A independência das colônias africanas ainda impôs o custo
de receber mais de 500 mil refugiados, formada especialmente por pessoas da
classe média e operários. Voltaram desprovidos de dinheiro, abarrotados em
quartos de hotéis, abandonados. Faltava gasolina, dinheiro nos bancos.
Mas havia uma notícia positiva para o governo Soares, que se
iniciava. As diversas convulsões pelas quais o país passou levaram à fuga de
mais de 10 mil técnicos qualificados nas mais diversas áreas para o exterior.

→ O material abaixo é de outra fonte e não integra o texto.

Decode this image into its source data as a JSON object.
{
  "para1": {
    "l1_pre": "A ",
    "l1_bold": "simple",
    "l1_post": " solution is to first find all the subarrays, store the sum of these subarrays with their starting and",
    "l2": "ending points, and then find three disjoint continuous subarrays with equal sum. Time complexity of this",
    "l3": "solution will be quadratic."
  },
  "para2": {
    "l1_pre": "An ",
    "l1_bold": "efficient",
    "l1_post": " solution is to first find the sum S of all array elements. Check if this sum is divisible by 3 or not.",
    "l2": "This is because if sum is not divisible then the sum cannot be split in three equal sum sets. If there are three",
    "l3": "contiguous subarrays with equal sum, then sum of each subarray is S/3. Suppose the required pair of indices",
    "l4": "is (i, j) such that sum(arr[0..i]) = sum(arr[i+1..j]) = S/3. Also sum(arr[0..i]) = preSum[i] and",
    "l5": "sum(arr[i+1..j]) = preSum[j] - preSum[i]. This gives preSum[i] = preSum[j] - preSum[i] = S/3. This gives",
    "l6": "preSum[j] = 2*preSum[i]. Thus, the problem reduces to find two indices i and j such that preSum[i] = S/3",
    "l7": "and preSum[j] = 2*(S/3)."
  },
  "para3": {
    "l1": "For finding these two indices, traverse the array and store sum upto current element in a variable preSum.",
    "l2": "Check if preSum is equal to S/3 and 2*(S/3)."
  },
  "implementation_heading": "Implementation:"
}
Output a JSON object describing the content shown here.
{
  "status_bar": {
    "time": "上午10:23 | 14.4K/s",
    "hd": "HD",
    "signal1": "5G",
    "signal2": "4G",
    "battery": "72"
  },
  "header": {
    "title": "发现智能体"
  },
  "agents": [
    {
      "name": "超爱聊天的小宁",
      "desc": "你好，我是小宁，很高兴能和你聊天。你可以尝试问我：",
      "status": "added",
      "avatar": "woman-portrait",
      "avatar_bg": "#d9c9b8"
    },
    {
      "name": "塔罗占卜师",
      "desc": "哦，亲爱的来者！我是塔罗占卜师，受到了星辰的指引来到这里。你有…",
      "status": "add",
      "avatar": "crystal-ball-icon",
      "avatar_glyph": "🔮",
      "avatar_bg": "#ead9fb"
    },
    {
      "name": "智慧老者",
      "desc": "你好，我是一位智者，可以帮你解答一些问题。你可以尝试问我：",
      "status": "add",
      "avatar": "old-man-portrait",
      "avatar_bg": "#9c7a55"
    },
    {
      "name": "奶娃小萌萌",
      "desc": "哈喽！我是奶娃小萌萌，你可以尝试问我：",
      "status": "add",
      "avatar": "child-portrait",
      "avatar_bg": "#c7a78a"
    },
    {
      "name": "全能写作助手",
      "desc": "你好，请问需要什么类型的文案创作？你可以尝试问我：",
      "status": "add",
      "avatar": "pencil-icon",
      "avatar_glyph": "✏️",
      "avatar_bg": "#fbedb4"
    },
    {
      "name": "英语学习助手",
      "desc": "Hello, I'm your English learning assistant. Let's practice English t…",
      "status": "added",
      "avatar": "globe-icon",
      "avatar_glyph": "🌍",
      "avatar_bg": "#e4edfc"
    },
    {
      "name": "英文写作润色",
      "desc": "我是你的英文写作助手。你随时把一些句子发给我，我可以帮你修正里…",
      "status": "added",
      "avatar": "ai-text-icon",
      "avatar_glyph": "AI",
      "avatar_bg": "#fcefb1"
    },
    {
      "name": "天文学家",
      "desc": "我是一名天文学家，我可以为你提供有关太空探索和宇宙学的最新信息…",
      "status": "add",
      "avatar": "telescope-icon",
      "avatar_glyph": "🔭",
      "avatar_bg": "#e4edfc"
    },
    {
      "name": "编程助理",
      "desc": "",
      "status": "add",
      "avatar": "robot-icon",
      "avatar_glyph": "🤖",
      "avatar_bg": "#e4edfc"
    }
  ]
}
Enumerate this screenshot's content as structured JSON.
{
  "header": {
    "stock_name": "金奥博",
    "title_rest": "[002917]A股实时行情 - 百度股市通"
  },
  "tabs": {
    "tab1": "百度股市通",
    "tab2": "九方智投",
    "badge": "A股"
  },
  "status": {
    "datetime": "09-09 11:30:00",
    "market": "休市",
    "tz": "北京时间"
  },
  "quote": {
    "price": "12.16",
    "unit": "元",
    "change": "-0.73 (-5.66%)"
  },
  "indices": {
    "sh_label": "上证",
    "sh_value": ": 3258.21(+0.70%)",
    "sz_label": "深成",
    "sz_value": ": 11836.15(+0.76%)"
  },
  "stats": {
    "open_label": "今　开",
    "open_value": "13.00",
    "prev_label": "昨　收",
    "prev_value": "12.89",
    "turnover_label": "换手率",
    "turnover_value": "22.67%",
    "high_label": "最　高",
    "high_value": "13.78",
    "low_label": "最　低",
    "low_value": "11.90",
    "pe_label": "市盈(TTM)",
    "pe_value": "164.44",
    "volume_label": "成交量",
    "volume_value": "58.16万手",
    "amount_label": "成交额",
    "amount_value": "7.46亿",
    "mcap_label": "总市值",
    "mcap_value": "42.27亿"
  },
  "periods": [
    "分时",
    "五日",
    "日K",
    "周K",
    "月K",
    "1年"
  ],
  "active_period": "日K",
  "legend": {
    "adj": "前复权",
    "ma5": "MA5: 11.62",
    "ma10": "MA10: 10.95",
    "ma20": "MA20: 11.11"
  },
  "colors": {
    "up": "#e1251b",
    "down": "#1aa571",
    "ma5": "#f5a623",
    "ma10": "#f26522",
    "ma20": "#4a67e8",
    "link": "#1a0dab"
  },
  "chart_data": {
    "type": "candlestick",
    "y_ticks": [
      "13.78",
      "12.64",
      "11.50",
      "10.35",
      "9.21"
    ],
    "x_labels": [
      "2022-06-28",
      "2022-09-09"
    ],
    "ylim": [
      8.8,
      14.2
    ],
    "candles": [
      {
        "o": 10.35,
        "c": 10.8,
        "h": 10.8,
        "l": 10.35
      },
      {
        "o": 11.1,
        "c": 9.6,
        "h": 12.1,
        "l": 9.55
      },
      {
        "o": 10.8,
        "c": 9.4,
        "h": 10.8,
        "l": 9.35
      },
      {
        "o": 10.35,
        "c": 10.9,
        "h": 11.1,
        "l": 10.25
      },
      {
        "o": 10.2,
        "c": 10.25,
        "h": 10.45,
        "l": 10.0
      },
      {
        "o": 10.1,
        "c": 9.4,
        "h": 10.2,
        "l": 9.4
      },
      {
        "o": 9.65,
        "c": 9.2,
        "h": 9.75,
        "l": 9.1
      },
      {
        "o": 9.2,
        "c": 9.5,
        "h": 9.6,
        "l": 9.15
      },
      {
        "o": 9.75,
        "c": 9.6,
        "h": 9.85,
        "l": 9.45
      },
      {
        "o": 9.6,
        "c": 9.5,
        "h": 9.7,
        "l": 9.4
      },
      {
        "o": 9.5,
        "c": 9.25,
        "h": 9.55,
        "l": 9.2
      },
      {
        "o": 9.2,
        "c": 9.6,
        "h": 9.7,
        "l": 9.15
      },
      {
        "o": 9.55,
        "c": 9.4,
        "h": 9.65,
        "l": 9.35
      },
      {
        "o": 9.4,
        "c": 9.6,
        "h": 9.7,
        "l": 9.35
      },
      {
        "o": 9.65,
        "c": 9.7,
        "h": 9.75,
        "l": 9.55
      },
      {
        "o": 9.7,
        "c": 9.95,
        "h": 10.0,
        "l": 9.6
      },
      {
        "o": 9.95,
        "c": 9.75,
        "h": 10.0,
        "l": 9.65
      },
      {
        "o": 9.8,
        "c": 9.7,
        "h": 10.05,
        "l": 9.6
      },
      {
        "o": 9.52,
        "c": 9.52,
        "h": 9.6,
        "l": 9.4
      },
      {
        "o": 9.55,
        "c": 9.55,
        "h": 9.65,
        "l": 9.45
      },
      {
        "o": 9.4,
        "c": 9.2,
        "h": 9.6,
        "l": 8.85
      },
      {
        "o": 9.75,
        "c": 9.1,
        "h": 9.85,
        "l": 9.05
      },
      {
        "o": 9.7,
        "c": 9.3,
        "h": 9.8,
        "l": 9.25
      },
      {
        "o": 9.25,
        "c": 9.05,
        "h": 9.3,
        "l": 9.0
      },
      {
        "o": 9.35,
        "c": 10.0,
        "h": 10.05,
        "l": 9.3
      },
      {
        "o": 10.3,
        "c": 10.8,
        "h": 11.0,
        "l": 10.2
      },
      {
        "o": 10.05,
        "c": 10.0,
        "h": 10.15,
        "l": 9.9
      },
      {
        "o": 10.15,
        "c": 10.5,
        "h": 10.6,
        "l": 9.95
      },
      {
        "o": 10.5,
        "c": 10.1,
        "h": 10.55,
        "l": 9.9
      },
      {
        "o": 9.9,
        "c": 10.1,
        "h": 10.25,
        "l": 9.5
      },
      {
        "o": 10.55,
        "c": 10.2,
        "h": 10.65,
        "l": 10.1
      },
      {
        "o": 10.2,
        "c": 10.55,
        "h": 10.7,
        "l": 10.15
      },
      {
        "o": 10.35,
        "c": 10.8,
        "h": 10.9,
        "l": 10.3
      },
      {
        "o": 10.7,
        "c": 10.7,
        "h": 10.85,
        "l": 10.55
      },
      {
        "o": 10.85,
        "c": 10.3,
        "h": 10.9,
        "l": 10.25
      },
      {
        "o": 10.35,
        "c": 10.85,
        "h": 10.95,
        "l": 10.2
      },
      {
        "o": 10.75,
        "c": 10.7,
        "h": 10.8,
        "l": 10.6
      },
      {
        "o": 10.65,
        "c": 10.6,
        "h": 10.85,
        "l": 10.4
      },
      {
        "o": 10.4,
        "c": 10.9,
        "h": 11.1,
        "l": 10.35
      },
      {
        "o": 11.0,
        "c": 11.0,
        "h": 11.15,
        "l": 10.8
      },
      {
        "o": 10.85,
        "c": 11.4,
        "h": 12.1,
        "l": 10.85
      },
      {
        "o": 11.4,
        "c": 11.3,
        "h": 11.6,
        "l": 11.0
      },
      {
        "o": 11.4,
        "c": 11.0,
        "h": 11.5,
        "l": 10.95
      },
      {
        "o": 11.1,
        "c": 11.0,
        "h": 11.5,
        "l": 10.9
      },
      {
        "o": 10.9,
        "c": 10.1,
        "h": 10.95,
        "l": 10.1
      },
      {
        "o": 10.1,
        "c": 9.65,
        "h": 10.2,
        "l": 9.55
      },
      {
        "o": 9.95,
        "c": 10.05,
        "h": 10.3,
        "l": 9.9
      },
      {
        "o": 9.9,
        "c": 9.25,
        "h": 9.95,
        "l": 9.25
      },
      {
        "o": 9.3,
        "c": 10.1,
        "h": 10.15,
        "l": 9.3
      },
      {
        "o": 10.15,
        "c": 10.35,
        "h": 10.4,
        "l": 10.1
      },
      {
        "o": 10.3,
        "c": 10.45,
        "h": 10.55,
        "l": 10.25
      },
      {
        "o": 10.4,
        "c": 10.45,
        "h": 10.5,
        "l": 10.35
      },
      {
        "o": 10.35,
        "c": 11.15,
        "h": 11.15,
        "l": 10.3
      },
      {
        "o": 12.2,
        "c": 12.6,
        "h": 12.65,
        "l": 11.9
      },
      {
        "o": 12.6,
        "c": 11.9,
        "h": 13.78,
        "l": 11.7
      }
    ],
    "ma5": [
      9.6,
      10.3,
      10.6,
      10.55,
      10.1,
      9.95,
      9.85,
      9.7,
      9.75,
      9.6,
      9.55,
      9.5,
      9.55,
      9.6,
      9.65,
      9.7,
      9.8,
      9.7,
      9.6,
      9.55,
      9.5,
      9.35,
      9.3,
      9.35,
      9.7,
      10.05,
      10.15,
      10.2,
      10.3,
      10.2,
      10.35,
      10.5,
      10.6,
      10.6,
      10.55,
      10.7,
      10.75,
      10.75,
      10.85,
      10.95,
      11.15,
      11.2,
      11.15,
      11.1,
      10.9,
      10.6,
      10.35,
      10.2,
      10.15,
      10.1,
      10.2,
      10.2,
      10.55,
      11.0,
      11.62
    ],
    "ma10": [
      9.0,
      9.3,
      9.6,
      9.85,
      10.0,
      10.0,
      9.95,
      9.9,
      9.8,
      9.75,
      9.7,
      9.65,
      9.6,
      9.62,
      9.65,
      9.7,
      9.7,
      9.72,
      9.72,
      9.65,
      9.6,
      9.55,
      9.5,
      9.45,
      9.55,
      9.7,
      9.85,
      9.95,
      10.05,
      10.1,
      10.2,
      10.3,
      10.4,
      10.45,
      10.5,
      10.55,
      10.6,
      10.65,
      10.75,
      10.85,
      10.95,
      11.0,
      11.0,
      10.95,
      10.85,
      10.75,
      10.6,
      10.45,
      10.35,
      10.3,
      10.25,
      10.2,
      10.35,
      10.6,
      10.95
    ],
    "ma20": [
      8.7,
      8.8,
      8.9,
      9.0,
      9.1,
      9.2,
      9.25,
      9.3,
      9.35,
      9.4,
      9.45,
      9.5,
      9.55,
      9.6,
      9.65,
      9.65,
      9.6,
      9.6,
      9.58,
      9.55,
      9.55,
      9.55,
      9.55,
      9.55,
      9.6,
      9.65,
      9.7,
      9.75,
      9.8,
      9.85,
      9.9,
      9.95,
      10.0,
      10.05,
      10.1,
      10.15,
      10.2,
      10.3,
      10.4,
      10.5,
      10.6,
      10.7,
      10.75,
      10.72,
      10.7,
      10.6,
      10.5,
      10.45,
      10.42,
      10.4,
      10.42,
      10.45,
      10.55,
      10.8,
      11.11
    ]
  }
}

Agora eles retornavam e eram essenciais para a indústria. Também empresários
retornaram, dispostos a investir.
O PIB de Portugal galopava agora, o país alcançava seus
pares europeus, era chamado de “Tiger economy” por economistas. Um governo
prudente conseguiu reduzir a dívida pública a um patamar considerado baixo
internacionalmente. Anteriormente, economistas julgavam que a redução daquela
dívida custaria duas gerações.
Novas leis para a área social colocaram o país na vanguarda
dos direitos civis. O ensino melhorou muito.
Os partidos de direita sumiram – o mais à direita era o
Partido Popular. OS comunistas ainda tinham uma imagem positiva, mas galgada a
um certo esforço. A excelente gestão que realizaram em Évora foi um desses
fatores.
Portugal serviu de modelo para a recuperação dos países do leste
europeu. Até Havel foi ao país para se aconselhar sobre uma nova Constituição
tcheca. Lech Walesa foi a Fátima, agradecer pela livertação da Polônia.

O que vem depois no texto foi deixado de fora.